Que fio invisível poderia ligar dízimo, que é "a décima parte recolhida como imposto ou oferecida como contribuição religiosa", a dizimar, que significa "exterminar, aniquilar, massacrar"?

O desbravador desses tortuosos caminhos subterrâneos que ligam as palavras entre si é o etimologista; se ele for estudioso e competente, avançará tateando com cuidado pelos escuros corredores até encontrar a saída.

Na verdade, recuará, pois esse tipo de resposta que procuramos sempre vai nos levar ao passado da nossa língua e de toda nossa cultura - o que, no caso de dizimar, vai nos levar à Roma dos Césares.

Os romanos chamavam de decimatio um método extremo para controlar os motins que de vez em quando estouravam em suas legiões: os revoltosos eram divididos em grupos de dez, independentemente de seu posto, e de cada grupo, por sorteio, era escolhido um infeliz para ser sumariamente executado.

Situações menos graves (ou comandantes mais brandos) levavam às vezes à vicesimatio (um de cada vinte) ou até à centesimatio (um de cada cem).

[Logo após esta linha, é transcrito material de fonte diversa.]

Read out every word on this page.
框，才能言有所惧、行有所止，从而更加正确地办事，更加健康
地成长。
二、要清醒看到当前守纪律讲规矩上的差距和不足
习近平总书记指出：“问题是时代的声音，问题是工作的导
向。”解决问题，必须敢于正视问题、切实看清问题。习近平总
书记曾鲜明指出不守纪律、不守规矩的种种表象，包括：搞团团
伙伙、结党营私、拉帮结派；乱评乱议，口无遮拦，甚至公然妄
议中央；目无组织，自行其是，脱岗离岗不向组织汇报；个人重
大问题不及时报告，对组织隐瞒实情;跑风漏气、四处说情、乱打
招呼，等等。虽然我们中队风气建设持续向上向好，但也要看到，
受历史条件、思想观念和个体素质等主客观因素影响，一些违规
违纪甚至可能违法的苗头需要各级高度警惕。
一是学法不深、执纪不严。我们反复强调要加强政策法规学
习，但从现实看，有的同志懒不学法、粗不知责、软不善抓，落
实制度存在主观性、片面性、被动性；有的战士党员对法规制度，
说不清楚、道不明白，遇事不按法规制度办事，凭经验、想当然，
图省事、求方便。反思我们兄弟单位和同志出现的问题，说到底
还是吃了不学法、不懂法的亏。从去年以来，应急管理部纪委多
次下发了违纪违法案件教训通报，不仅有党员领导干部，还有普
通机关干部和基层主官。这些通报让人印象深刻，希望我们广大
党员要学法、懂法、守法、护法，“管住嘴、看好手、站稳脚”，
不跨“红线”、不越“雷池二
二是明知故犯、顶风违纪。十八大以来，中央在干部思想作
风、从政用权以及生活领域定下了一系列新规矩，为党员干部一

Como se pode imaginar, essa prática medonha acalmava instantaneamente os soldados amotinados - bem, pelo menos os nove décimos restantes ficavam muito quietos.

A partir da Idade Média, no entanto, o verbo dizimar (ou decimar) perdeu aquela antiga referência à base numérica dez e ganhou o seu significado atual, que é o de "aniquilar, devastar, matar um grande número de pessoas".

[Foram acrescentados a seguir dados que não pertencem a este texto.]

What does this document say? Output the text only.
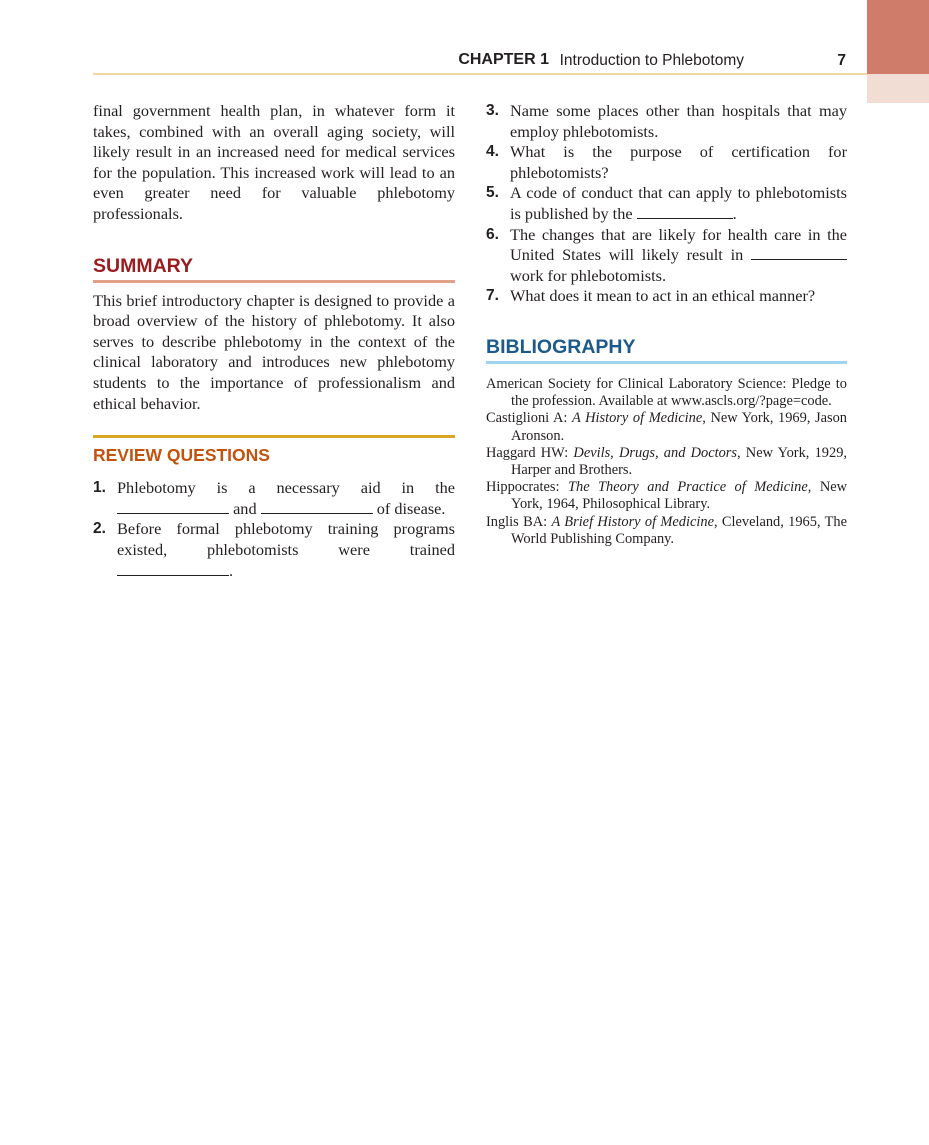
CHAPTER 1 Introduction to Phlebotomy	7

final government health plan, in whatever form it takes, combined with an overall aging society, will likely result in an increased need for medical services for the population. This increased work will lead to an even greater need for valuable phlebotomy professionals.

SUMMARY

This brief introductory chapter is designed to provide a broad overview of the history of phlebotomy. It also serves to describe phlebotomy in the context of the clinical laboratory and introduces new phlebotomy students to the importance of professionalism and ethical behavior.

REVIEW QUESTIONS
1. Phlebotomy is a necessary aid in the  and	of disease.
2. Before formal phlebotomy training programs existed, phlebotomists were trained .
3. Name some places other than hospitals that may employ phlebotomists.
4. What is the purpose of certification for phlebotomists?
5. A code of conduct that can apply to phlebotomists is published by the	.
6. The changes that are likely for health care in the United States will likely result in  work for phlebotomists.
7. What does it mean to act in an ethical manner?
BIBLIOGRAPHY
American Society for Clinical Laboratory Science: Pledge to the profession. Available at www.ascls.org/?page=code.
Castiglioni A: A History of Medicine, New York, 1969, Jason Aronson.
Haggard HW: Devils, Drugs, and Doctors, New York, 1929, Harper and Brothers.
Hippocrates: The Theory and Practice of Medicine, New York, 1964, Philosophical Library.
Inglis BA: A Brief History of Medicine, Cleveland, 1965, The World Publishing Company.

Outro par de vocábulos cuja ligação foi esquecida pela memória do idioma é o formado por oriente e orientar. Na Antigüidade, mesmo os homens mais sábios defendiam a teoria de que a Terra era imóvel e de que o Sol girava a seu redor.

Não podemos criticá-los; afinal, todos os dias eles o viam nascer no mesmo lugar, passar por sobre suas cabeças e desaparecer, à noitinha, no lado oposto do céu.

Essa crença antiga, que perdurou por milênios, até que Copérnico e Galileu, no século 16, entendessem a verdadeira estrutura do sistema solar, deixou sua marca nos vocábulos que usamos até hoje para referir nossa posição no planeta.

A palavra Ocidente, que usamos para indicar o Oeste, o lado onde o Sol se põe, vem da expressão latina sol occidens - literalmente, "sol que tomba", derivado de occidere, "tombar, derrubar" (de onde vem, é evidente, a forma ocaso).

Na direção oposta fica o Oriente, o Leste, o lugar onde nasce o Sol, de sol oriens, "sol nascente" - do Latim oriri, "erguer-se, nascer", irmão, portanto, de origem e de aborto (ab ortus, "não-nascido, malparido").

Enquanto o Ocidente está ligado à escuridão e ao declínio - e é significativo que era no Oeste que os gregos situavam o mundo subterrâneo de Hades, o deus dos mortos, o Oriente sempre esteve associado à vida, talvez exatamente por ser o lugar de onde vem a luz - o que explica por que o Velho Testamento (Gênese, 2.8) nele situa o jardim do Éden.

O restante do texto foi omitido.